Gadis Culun Sekelasku Yang Aku Selamatkan dari Tindak Pelecehan,
Untuk Beberapa Alasan Menjadi Semakin Manis Setiap Kali Kami Bertemu

https://alternareads.com/chikan-kara-tasuketa-kurasumeito-no-jimiko-33/
Bab 33: Menyentuh Sampai ke Hati
Nah, sekarang.
Paruh pertama Golden Week berlalu begitu saja dalam sekejap mata, hanya dengan bermalas-malasan di rumah.
Dan mulai hari ini selama tiga hari ke depan, rasanya agak meragukan apakah ini masih bisa disebut Golden Week, karena hari-hari biasa dimulai lagi.
Setelah itu, Jumat adalah Hari Peringatan Konstitusi.
Dengan kata lain, hari libur, dan paruh kedua Golden Week, yang berlangsung selama empat hari, akan dimulai.
Dan acara menginapku bersama Satou dijadwalkan mulai Jumat.
"Selamat pagi, Hinata-kun."
"Selamat pagi."
Kami saling menyapa, dan sekali lagi aku dipersilakan masuk ke rumah Satou oleh wajahnya yang tersenyum ceria.
Akhir-akhir ini, menikmati teh buatan Satou telah menjadi bagian rutinitas pagi hariku.
Aku dibawa ke kamar Satou, dan tak lama kemudian, dia datang membawa teh.
"Terima kasih sudah repot-repot setiap hari."
"Tidak apa-apa, aku melakukannya karena aku ingin. Terima kasih juga, Hinata-kun, karena selalu menemaniku."
Satou mengucapkannya dengan senyuman lembut yang indah.
Hari itu.
Sejak hari di mana aku menggigit leher Satou dan menahannya di lantai, suasana di antara kami menjadi sedikit canggung.
Bahkan sampai sekarang, masih sama.
Kami berdua tersenyum seolah-olah semuanya baik-baik saja, tetapi pada kenyataannya, keheningan singkat saja membuat kami merasa gelisah.
Bukan karena aku marah.
Tentu saja, bukan juga karena aku tidak menyukainya.
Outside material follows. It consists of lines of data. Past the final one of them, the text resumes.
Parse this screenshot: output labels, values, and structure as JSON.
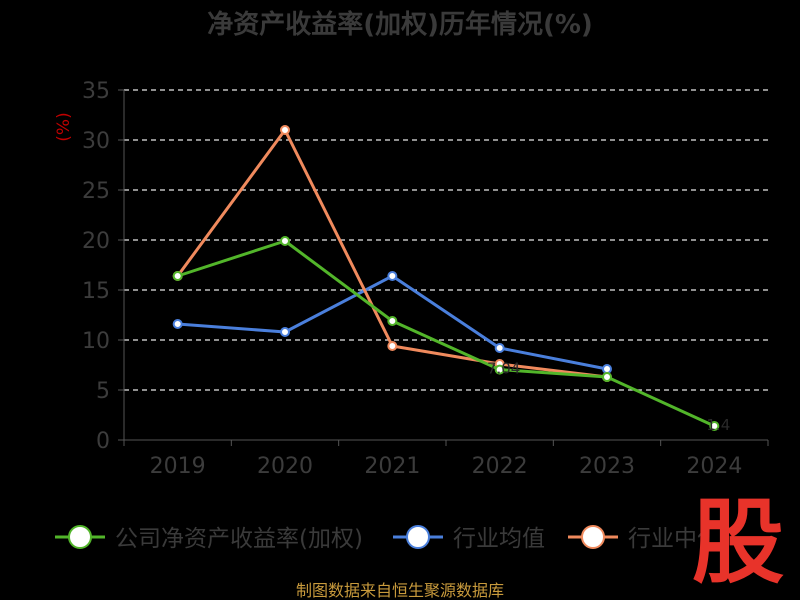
{
  "chart_data": {
    "type": "line",
    "title": "净资产收益率(加权)历年情况(%)",
    "ylabel": "(%)",
    "categories": [
      "2019",
      "2020",
      "2021",
      "2022",
      "2023",
      "2024"
    ],
    "ylim": [
      0,
      35
    ],
    "yticks": [
      0,
      5,
      10,
      15,
      20,
      25,
      30,
      35
    ],
    "grid": true,
    "legend_position": "bottom",
    "series": [
      {
        "name": "公司净资产收益率(加权)",
        "color": "#52b52a",
        "values": [
          16.4,
          19.9,
          11.9,
          7.04,
          6.3,
          1.4
        ]
      },
      {
        "name": "行业均值",
        "color": "#4a7fdc",
        "values": [
          11.6,
          10.8,
          16.4,
          9.2,
          7.1,
          null
        ]
      },
      {
        "name": "行业中位数",
        "color": "#f08a5d",
        "values": [
          16.4,
          31.0,
          9.4,
          7.6,
          6.3,
          null
        ]
      }
    ],
    "data_labels": [
      {
        "series": 0,
        "index": 3,
        "text": "7.04"
      },
      {
        "series": 0,
        "index": 5,
        "text": "1.4"
      }
    ]
  },
  "legend": {
    "items": [
      {
        "label": "公司净资产收益率(加权)",
        "color": "#52b52a"
      },
      {
        "label": "行业均值",
        "color": "#4a7fdc"
      },
      {
        "label": "行业中位数",
        "color": "#f08a5d"
      }
    ]
  },
  "footer": {
    "source": "制图数据来自恒生聚源数据库"
  },
  "logo": {
    "text": "股"
  }
}
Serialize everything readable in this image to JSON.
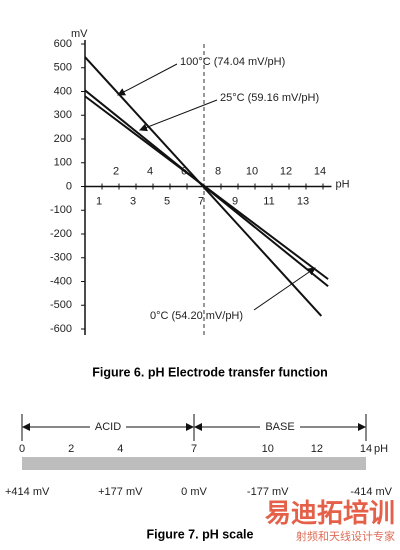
{
  "chart_data": {
    "type": "line",
    "title": "Figure 6. pH Electrode transfer function",
    "ylabel": "mV",
    "xlabel": "pH",
    "xlim": [
      0,
      14.5
    ],
    "ylim": [
      -600,
      600
    ],
    "xticks": [
      1,
      2,
      3,
      4,
      5,
      6,
      7,
      8,
      9,
      10,
      11,
      12,
      13,
      14
    ],
    "yticks": [
      -600,
      -500,
      -400,
      -300,
      -200,
      -100,
      0,
      100,
      200,
      300,
      400,
      500,
      600
    ],
    "series": [
      {
        "name": "100°C (74.04 mV/pH)",
        "color": "#111111",
        "x": [
          0,
          13.9
        ],
        "values": [
          545,
          -545
        ]
      },
      {
        "name": "25°C (59.16 mV/pH)",
        "color": "#111111",
        "x": [
          0,
          14.3
        ],
        "values": [
          405,
          -420
        ]
      },
      {
        "name": "0°C (54.20 mV/pH)",
        "color": "#111111",
        "x": [
          0,
          14.3
        ],
        "values": [
          380,
          -390
        ]
      }
    ]
  },
  "ph_scale": {
    "caption": "Figure 7. pH scale",
    "unit": "pH",
    "range": [
      0,
      14
    ],
    "ticks": [
      0,
      2,
      4,
      7,
      10,
      12,
      14
    ],
    "acid": "ACID",
    "base": "BASE",
    "mv_labels": [
      {
        "ph": 0,
        "label": "+414 mV"
      },
      {
        "ph": 4,
        "label": "+177 mV"
      },
      {
        "ph": 7,
        "label": "0 mV"
      },
      {
        "ph": 10,
        "label": "-177 mV"
      },
      {
        "ph": 14,
        "label": "-414 mV"
      }
    ]
  },
  "watermark": {
    "brand": "易迪拓培训",
    "slogan": "射频和天线设计专家"
  }
}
Hanya saja aku belum meminta maaf.
Aku hanya bertanya-tanya apakah aku harus melakukannya.
Sejujurnya, jika Satou menyerangku dengan cara yang sama lagi, aku hampir tidak punya keyakinan kalau aku bisa menolaknya.
Meskipun aku telah berjanji pada diriku sendiri untuk tidak menyakiti Satou, aku sangat kecewa pada diriku sendiri karena berada dalam keadaan seperti ini. Tapi justru karena itu, aku ingin Satou tahu kalau bahkan Hinata Kaoru ini bukanlah sosok yang 100% aman.
Aku memiliki tingkat hasrat yang sama seperti siswa SMA laki-laki pada umumnya.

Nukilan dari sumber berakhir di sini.